We're worried about overfitting, and remember that cross-validation is supposed to detect this. Let's look at the average $R^2$ score, when performing 5-fold cross validation. It's not as good, but still not bad...

In [27]:

```
cross_val_score(clf, xt, y, cv=5).mean()
```

Out[27]:

And even if we make some plots of the predicted and actual data at each cross-validation iteration, the model seems to predict the "independent" data pretty well...

In [29]:

```
for train, test in KFold(len(y), 10):
xtrain, xtest, ytrain, ytest = xt[train], xt[test], y[train], y[test]
clf.fit(xtrain, ytrain)
yp = clf.predict(xtest)
plt.plot(yp, ytest, 'o')
plt.plot(ytest, ytest, 'r-')
plt.xlabel("Predicted")
plt.ylabel("Observed")
```

Out[29]:

**But** -- what if we generated some more data?

In [9]:

```
x2 = make_x(100)
y2 = hidden_model(x2)
x2 = x2[:, best_features]
y2p = clf.predict(x2)
plt.plot(y2p, y2, 'o')
plt.plot(y2, y2, 'r-')
plt.xlabel("Predicted")
plt.ylabel("Observed")
```

Out[9]:

Yikes -- there is no correlation at all! Cross-validation did **not** detect the overfitting, because we used the entire data to select "good" features.

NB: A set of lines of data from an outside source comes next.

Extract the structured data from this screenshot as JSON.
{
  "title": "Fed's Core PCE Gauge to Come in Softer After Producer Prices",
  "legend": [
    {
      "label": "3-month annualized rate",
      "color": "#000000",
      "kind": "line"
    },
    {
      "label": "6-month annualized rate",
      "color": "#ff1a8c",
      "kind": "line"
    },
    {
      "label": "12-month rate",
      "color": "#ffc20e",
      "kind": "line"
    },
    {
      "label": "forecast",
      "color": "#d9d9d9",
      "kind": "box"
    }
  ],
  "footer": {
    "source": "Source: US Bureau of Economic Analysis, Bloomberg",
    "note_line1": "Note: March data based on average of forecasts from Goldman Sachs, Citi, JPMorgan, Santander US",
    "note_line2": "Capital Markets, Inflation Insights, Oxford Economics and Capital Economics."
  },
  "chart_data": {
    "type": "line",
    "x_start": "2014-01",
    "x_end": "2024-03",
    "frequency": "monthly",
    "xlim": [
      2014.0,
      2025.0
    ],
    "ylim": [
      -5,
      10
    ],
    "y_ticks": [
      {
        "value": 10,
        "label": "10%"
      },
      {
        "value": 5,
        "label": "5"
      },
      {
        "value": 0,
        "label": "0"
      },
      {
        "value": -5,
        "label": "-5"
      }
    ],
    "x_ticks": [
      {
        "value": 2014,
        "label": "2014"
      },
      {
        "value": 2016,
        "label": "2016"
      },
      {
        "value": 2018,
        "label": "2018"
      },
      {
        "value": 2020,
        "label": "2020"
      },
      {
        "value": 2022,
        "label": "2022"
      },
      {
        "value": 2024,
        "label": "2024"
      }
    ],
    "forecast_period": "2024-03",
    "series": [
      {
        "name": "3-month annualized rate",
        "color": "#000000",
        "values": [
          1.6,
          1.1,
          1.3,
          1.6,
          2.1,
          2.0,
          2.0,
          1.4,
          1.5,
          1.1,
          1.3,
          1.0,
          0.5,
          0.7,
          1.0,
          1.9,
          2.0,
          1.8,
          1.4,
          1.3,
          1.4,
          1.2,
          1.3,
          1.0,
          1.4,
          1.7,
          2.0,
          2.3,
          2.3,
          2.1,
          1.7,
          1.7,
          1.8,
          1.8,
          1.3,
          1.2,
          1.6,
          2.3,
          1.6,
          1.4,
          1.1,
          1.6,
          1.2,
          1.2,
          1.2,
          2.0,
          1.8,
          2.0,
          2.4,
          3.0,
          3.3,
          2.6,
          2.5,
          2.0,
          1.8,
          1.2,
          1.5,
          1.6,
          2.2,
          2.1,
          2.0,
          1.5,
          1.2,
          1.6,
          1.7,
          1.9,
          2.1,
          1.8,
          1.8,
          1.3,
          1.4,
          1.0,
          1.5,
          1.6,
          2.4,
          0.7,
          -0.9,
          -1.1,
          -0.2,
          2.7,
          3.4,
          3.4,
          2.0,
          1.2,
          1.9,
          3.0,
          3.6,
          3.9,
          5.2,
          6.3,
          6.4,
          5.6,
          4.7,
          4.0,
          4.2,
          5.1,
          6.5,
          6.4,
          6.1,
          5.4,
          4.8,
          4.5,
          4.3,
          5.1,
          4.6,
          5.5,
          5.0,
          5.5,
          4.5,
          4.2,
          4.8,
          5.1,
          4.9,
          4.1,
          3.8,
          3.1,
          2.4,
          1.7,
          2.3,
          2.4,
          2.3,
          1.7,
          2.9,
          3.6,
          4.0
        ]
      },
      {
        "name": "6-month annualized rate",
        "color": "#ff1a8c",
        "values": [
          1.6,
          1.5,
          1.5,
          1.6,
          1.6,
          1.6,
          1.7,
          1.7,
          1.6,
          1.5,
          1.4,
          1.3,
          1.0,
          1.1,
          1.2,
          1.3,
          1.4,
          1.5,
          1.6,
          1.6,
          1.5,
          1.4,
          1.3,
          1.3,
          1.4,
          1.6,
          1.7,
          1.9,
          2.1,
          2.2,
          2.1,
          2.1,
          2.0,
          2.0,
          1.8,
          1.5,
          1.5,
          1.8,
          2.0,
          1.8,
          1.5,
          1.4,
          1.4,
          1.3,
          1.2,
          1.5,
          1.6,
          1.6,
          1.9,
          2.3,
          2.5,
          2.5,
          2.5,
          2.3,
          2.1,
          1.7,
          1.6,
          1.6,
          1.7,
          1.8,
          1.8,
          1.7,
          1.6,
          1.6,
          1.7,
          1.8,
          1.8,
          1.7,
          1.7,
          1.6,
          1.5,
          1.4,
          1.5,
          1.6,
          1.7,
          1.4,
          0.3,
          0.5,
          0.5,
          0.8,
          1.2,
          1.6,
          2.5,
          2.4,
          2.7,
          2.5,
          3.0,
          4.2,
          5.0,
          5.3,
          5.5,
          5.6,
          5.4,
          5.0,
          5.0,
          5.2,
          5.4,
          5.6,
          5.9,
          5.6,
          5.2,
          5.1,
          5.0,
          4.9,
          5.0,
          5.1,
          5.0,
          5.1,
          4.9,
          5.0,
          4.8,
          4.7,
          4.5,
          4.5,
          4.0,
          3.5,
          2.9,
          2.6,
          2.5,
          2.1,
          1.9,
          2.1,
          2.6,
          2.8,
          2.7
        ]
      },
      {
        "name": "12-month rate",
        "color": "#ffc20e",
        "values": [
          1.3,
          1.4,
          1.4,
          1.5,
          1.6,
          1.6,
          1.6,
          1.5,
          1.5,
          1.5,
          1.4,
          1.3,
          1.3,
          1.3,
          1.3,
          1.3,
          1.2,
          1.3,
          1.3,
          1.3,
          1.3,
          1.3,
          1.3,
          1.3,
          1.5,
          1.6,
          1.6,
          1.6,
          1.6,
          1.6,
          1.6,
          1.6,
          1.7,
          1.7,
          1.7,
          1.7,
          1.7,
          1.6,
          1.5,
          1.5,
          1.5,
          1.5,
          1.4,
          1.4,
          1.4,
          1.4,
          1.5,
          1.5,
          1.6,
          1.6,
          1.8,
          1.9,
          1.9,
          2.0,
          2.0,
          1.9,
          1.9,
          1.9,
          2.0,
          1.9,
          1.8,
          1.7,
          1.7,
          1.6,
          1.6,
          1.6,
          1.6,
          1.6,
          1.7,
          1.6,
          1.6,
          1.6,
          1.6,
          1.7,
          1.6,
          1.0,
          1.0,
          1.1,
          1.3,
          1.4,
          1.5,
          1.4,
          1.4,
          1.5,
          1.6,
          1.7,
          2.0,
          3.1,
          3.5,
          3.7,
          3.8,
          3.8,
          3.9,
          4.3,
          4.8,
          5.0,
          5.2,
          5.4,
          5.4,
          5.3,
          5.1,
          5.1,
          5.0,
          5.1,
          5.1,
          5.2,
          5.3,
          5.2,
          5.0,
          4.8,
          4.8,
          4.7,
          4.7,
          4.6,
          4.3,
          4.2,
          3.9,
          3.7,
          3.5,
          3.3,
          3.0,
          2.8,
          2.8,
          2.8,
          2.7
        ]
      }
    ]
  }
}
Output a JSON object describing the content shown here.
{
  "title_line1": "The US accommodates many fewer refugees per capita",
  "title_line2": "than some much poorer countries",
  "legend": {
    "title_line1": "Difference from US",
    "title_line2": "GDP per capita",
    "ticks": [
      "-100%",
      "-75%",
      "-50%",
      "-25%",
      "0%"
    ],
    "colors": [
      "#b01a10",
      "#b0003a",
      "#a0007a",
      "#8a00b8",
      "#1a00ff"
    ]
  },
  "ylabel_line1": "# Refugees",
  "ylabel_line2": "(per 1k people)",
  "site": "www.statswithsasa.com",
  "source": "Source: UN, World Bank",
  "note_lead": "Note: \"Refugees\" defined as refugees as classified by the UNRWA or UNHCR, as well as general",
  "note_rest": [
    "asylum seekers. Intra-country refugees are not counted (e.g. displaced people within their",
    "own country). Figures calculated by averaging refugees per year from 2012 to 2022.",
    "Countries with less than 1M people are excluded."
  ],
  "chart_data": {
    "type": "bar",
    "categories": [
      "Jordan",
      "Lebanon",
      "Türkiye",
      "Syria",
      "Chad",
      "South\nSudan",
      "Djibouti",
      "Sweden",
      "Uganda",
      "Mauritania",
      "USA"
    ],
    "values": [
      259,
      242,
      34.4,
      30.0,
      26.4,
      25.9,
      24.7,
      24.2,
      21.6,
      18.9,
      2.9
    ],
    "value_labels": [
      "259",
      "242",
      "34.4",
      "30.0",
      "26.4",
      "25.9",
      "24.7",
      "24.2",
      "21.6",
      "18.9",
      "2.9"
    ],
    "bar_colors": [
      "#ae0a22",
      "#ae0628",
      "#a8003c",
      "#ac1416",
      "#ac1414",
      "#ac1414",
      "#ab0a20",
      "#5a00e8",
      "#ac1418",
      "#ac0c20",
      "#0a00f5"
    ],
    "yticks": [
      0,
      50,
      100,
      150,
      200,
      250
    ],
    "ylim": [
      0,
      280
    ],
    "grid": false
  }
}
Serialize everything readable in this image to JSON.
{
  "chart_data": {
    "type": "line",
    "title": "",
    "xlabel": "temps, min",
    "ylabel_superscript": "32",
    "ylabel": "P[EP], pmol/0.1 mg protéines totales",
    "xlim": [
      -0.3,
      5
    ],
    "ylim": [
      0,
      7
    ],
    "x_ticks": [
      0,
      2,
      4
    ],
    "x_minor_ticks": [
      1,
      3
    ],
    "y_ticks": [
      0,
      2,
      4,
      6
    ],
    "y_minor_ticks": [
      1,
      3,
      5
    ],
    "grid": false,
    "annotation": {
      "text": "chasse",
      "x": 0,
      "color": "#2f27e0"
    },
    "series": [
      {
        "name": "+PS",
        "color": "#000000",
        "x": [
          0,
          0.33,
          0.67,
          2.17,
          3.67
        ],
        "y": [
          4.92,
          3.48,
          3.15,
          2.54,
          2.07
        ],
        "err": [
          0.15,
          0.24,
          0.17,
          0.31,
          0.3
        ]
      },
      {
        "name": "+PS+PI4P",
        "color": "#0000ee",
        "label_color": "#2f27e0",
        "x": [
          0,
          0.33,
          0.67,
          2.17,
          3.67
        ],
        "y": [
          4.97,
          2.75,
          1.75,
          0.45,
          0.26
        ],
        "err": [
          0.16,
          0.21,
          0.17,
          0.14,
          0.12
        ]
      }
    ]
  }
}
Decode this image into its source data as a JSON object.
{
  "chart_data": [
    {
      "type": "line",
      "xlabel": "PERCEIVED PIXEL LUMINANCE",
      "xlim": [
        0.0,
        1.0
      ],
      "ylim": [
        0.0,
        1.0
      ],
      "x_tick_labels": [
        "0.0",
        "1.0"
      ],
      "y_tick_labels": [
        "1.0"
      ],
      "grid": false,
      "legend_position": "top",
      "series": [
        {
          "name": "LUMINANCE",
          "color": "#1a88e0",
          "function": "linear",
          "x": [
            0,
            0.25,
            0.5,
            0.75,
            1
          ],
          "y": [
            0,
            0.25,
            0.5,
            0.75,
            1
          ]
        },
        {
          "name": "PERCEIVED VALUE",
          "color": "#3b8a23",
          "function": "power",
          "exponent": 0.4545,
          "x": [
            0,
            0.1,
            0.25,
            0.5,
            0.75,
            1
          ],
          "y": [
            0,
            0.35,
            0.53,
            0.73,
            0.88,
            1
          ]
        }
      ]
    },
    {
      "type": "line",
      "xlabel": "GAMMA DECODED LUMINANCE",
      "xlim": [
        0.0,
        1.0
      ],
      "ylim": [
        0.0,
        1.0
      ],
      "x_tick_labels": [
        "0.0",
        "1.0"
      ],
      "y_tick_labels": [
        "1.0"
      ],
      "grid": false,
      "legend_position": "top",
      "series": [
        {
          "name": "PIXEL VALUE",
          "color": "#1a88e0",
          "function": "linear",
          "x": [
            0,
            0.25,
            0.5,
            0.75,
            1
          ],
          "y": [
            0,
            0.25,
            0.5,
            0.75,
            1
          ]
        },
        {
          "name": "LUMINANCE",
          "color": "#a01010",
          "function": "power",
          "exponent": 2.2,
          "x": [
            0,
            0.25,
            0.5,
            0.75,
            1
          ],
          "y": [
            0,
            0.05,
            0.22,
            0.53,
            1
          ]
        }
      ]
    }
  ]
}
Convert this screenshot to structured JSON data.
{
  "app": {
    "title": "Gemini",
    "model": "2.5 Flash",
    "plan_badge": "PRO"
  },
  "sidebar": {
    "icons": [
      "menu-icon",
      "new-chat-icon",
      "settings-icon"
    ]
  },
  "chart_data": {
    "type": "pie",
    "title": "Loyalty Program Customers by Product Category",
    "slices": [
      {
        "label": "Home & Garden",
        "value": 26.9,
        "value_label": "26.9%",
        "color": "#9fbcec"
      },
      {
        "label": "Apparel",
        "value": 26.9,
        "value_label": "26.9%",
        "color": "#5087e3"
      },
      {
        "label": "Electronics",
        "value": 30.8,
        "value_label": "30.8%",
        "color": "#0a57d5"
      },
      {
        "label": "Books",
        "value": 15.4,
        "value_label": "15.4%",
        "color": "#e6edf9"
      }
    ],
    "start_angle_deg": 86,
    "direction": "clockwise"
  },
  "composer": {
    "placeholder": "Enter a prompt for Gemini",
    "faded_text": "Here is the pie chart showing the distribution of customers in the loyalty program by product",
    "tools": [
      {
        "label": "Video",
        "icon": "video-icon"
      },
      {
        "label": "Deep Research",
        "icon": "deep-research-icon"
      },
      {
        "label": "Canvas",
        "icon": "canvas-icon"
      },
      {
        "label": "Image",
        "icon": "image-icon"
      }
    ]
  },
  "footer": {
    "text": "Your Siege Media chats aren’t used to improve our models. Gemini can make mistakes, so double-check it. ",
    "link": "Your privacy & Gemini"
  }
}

To prevent overfitting, we can't let *any* information about the full dataset leak into cross-validation. Thus, we must re-select good features in each cross-validation iteration

In [31]:

```
scores = []
for train, test in KFold(len(y), n_folds=5):
xtrain, xtest, ytrain, ytest = x[train], x[test], y[train], y[test]
b = SelectKBest(f_regression, k=2)
b.fit(xtrain, ytrain)
xtrain = xtrain[:, b.get_support()]
xtest = xtest[:, b.get_support()]
clf.fit(xtrain, ytrain)
scores.append(clf.score(xtest, ytest))
yp = clf.predict(xtest)
plt.plot(yp, ytest, 'o')
plt.plot(ytest, ytest, 'r-')
plt.xlabel("Predicted")
plt.ylabel("Observed")
print("CV Score is ", np.mean(scores))
```

Now cross-validation properly detects overfitting, by reporting a low average $R^2$ score and a plot that looks like noise. Of course, it doesn't help us actually *discover* the fact that columns 5 and 10 determine Y (this task is probably hopeless without more data) -- it just lets us know when our fitting approach isn't generalizing to new data.